With The Guardian giving full authority to popular novelists over academics and the BBC so in love with its self-made image as the tellers of ‘true-stories’, and the creation of the term ‘semi-fiction’, the lines between history and fantasy are becoming increasingly blurred. Increasingly unrealistic fictional scenarios are invented. Jane’s villainy is exaggerated. Pop-biographers take morsels from the works of more eminent historians, but with a credible footnote, can create a veritable feast for the imagination, expanding, embellishing, improvising, inventing.
It has been proven beyond any reasonable doubt that Jane Boleyn did not testify against her husband. There is no evidence Jane had a rocky marriage, insinuating that a lack of children equates to an unhappy marriage is both unreasonable and universally offensive. Eustace Chapuys made a detailed report of the trials of Anne and George Boleyn and stated there were no witnesses. We cannot even be certain that Jane was even interrogated, Chapuys only reported that George’s “sister had told his wife” that Henry was impotent. Chapuys made no mention of Jane’s involvement, either at the time, or months later when he was dwelling on the executions in a letter to Charles V. Jane’s actions later in life show she was still devoted to her husband’s memory. There is little need to reiterate the many excellent studies that have absolved Jane of her crimes, it is simply time to accept facts and let go of Jane the villain.

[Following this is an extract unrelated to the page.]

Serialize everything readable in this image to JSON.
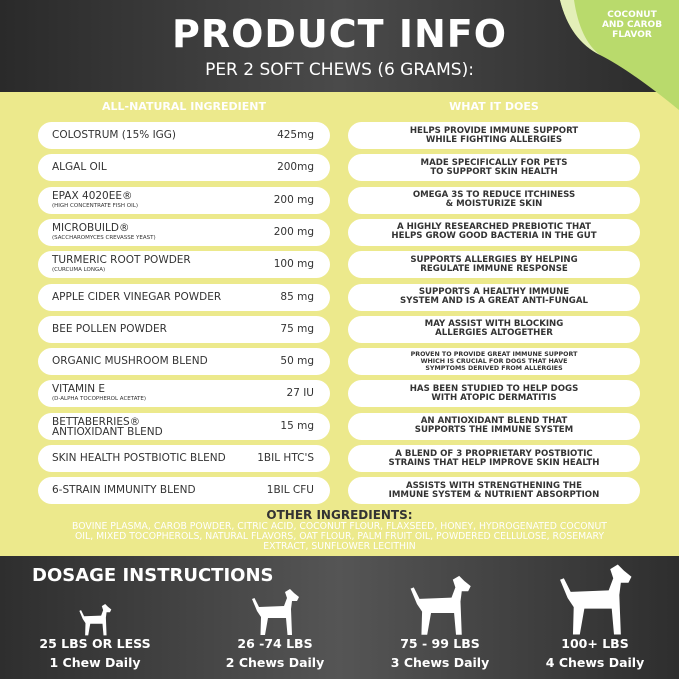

Heav’n has no rage like love to hatred turn’d / Nor Hell a fury, like a woman scorn’d. – William Congreve
In a week when we are remembering the executions of Anne Boleyn, her brother George, and four other innocent men, I chose to discuss Jane for two reasons. Firstly, the continual pretence that Anne Boleyn was the victim of a factional coup, and that Jane assisted in her fall, diminish Anne’s suffering. To suggest Anne was the victim of factional fighting presents her as a political creature who was destroyed by her own ambition. It was her husband’s ambitions and paranoia that destroyed Anne. And her brother George. It eventually destroyed Jane. Secondly, Jane’s life was ruined by the fall of the Boleyns. Whatever she managed to scrape back for herself after a long battle, both in wealth and dignity, was taken away again by Henry VIII. And in the end, he took her life as well. At the last, when she was executed, at least she died with her title and name intact. The widow of George Boleyn, Lord Rochford, she was Jane Boleyn, the Lady Jane Rochford. Historians and novelists both need to stop the practice of casting Jane as the villain, and taking her name from her.